Scorie - La missionaria

Da alcuni anni Mariana Mazzucato riscuote un certo successo, non solo in Italia, puntando sul potenziamento dello Stato come motore del cambiamento e, soprattutto, dell'innovazione.

Ho letto alcuni stralci della sua ultima fatica letteraria, dal titolo "Missione economia", nel quale Mazzucato continua a propugnare un maggiore ruolo per lo Stato nell'economia, la quale, per l'appunto, deve essere una missione.

Non dubito che lei sia in buona fede; il problema è che l'attivismo statale non gode di un ottimo track record di risultati ottenuti in termini di sviluppo economico, non solo in Italia. Peggio ancora, le idee di Mazzucato, se poste in pratica da persone più invasate del governante medio, possono portare a un autentico inferno terrestre.

Scrive Mazzucato:

"La ragione dell'enfasi posta su questa nuova idea del ruolo dello Stato è semplice: solo il governo ha la capacità di guidare la trasformazione con la forza necessaria."

A me una frase del genere fa venire i brividi, perché purtroppo è vero che lo Stato, in quanto monopolista legale dell'uso della forza, può imporre il volere dei governanti pro tempore su tutti i governati.

Data la premessa, Mazzucato aggiunge:

"Possiamo iniziare prendendo atto che i mercati capitalistici sono il risultato di come ogni attore del sistema è organizzato e governato, e di come i diversi attori si relazionano tra loro."

Nella sua forma pura, il mercato è un ordine spontaneo, nel quale le azioni di una moltitudine si soggetti spinti da ciò che ritengono essere per loro utile portano alla definizione di scambi volontari e alla formazione di prezzi per beni e servizi.

Evidentemente tutto questo non è soddisfacente per Mazzucato, dato che porta e risultati che lei ritiene non condivisibili. Che fare, dunque?

"Le missioni devono porsi l'obiettivo di creare mercati, non solo di correggerli. Occorre immaginare nuove aree di esplorazione ed essere disposti a correre dei rischi, e non solo a ridurli in ottica di derisking. E se questo significa commettere degli errori, così sia."

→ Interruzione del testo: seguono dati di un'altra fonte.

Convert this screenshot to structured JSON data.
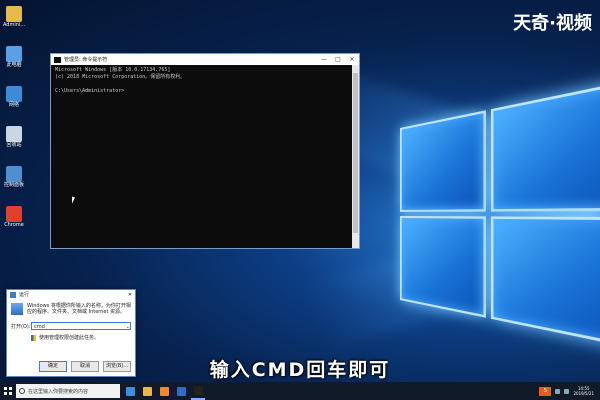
{
  "brand_logo_text": "天奇·视频",
  "desktop_icons": [
    {
      "name": "admin-folder",
      "label": "Admini...",
      "color": "#e8b84a"
    },
    {
      "name": "computer",
      "label": "此电脑",
      "color": "#5aa0e6"
    },
    {
      "name": "network",
      "label": "网络",
      "color": "#3c8ad8"
    },
    {
      "name": "recycle-bin",
      "label": "回收站",
      "color": "#c9d6e3"
    },
    {
      "name": "control-panel",
      "label": "控制面板",
      "color": "#4f8fd0"
    },
    {
      "name": "chrome",
      "label": "Chrome",
      "color": "#e0402f"
    }
  ],
  "cmd_window": {
    "title": "管理员: 命令提示符",
    "lines": [
      "Microsoft Windows [版本 10.0.17134.765]",
      "(c) 2018 Microsoft Corporation。保留所有权利。",
      "",
      "C:\\Users\\Administrator>"
    ],
    "controls": {
      "minimize": "—",
      "maximize": "□",
      "close": "✕"
    }
  },
  "run_dialog": {
    "title": "运行",
    "description": "Windows 将根据你所输入的名称，为你打开相应的程序、文件夹、文档或 Internet 资源。",
    "open_label": "打开(O):",
    "open_value": "cmd",
    "admin_note": "使用管理权限创建此任务。",
    "buttons": {
      "ok": "确定",
      "cancel": "取消",
      "browse": "浏览(B)..."
    },
    "close": "✕"
  },
  "subtitle": "输入CMD回车即可",
  "taskbar": {
    "search_placeholder": "在这里输入你要搜索的内容",
    "apps": [
      {
        "name": "edge",
        "color": "#3b8fe0"
      },
      {
        "name": "file-explorer",
        "color": "#e7b84a"
      },
      {
        "name": "media-player",
        "color": "#f08a24"
      },
      {
        "name": "app-blue",
        "color": "#2f6cc5"
      },
      {
        "name": "command-prompt",
        "color": "#222"
      }
    ],
    "tray_badge": "5",
    "time": "14:55",
    "date": "2019/5/21"
  }
}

Tutto questo nei sistemi di libero mercato è svolto da individui e imprese che assumono rischi con risorse proprie o affidate loro da terzi mediante accordi volontari. In sostanza, chi assume rischi ha (o dovrebbe avere) "Skin in the game", per dirla con Nassim Taleb.

Quando queste cose le fa lo Stato, le conseguenze delle azioni intraprese ricadono sui pagatori di tasse, loro malgrado, soprattutto quando si tratta di conseguenze negative.

Per di più, i limiti alle perdite in cui possono incorrere i privati sono generalmente più contenuti, quindi perseverare nell'errare è un processo necessariamente più breve. 

Al contrario, secondo Mazzucato, le "missioni ambiziose hanno anche il coraggio di attuare le condizioni per ottenere determinati risultati. Se lo Stato è davvero un creatore di valore mosso da finalità pubbliche, le sue politiche devono riflettere e consolidare questo aspetto."

Quindi, una "economia sana che tuteli gli interessi dell'intera società deve di volta in volta saper aggiustare il tiro e premiare i comportamenti che ci aiutano a realizzare gli obiettivi concordati e auspicabili."

Obiettivi concordati da chi? Non mi pare che viga il principio dell'unanimità, per cui almeno una parte di individui si troverà sempre a subire gli interventi dello Stato per il perseguimento di obiettivi che non condivide. Per definizione queste persone non possono beneficiare di alcuna creazione di valore da parte dello Stato. Vale semmai il contrario.

Nessuna economia può essere sana se il principio che prevale è quello dell'imposizione di taluni interessi mediante l'uso dei mezzi politici, per dirla con Franz Oppenheimer.

In ultima analisi, le missioni di Mazzucato sono incubi per chi ama la libertà.